This surrealism is even expanded to cover the collection as a whole. Various elements—not themes or motifs, but actual names and places—are repeated in various guises, disguised and distorted. Several characters work for the same company, or in a similar profession and the figure of “Noboru Watanabe” is simultaneously the protagonist’s cat which is named after his wife’s brother, his sister’s fiance, the town’s elderly elephant keeper, and several other people. This contributes to the subtly unnerving nature of The Elephant Vanishes; due to its similarity in tone (all the stories are written in first person, from the perspective of a character whose life has been profoundly disturbed in some small way) the reader tends to run the stories together, acknowledging but not really accepting the autonomy of these stories as separate beings.

The placement of stories in The Elephant Vanishes is rather cruel. The Wind-up Bird and Tuesday’s Women, which then became the longer novel The Wind-up Bird Chronicles, is the first story in this collection, and this almost derailed my enjoyment of the whole book, as I was seriously tempted to abandon it in order to search for a copy of the novel.

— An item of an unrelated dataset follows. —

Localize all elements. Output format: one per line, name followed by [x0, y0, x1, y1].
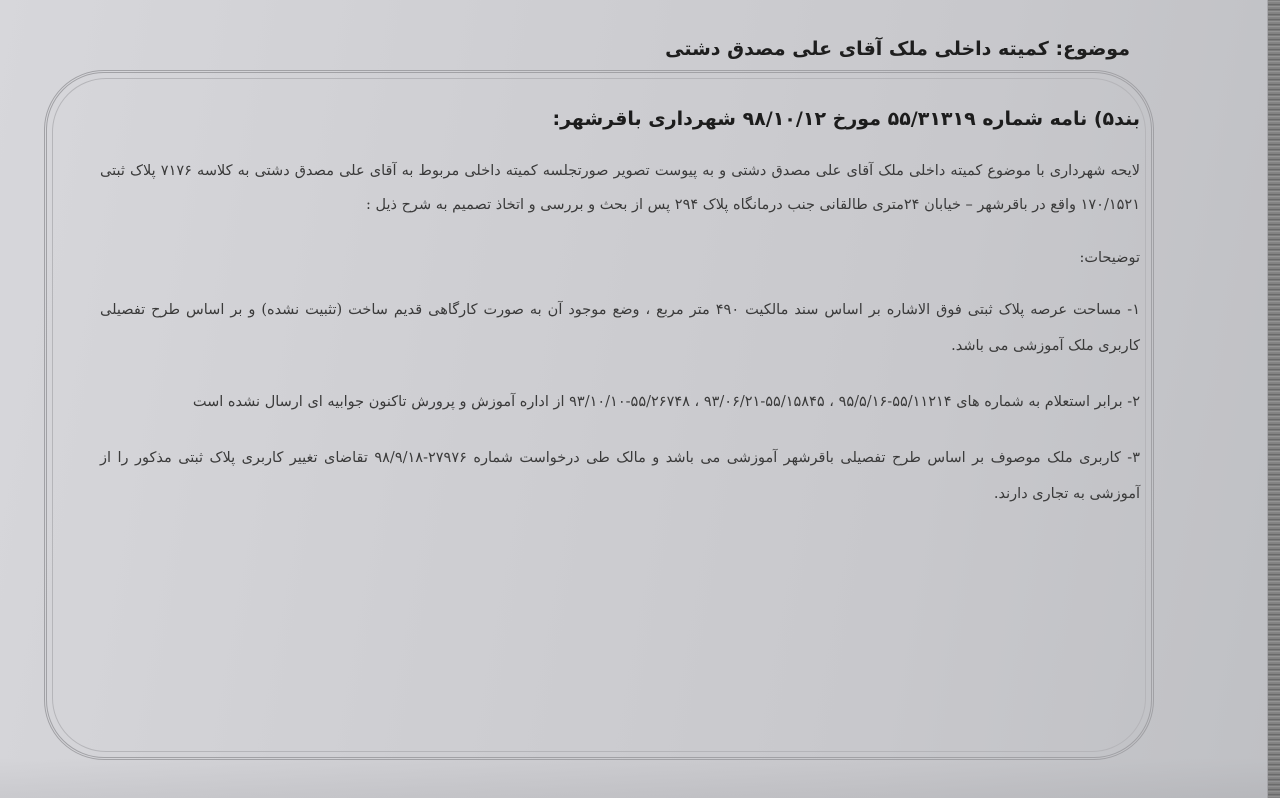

Thankfully, I persisted: although The Wind-up Bird and Tuesday’s Women is brilliant—its central mystery is never explained, and this ends up working in its favour—so are the other stories, and they work incredibly well together.

Although it lacks the cohesion of plot and character that a novel requires, The Elephant Vanishes is novel-like in giving a sense that we are working towards something. Never in reading it did I feel lost; I was often troubled by seemingly inexplicable mysteries, but the skill of Murakami’s writing and the confidence this imbues reassures the reader that if we read long and hard enough this will all make sense. More power to him, then, that it doesn’t; we are only left with “some kind of balance … [which] has been broken down.”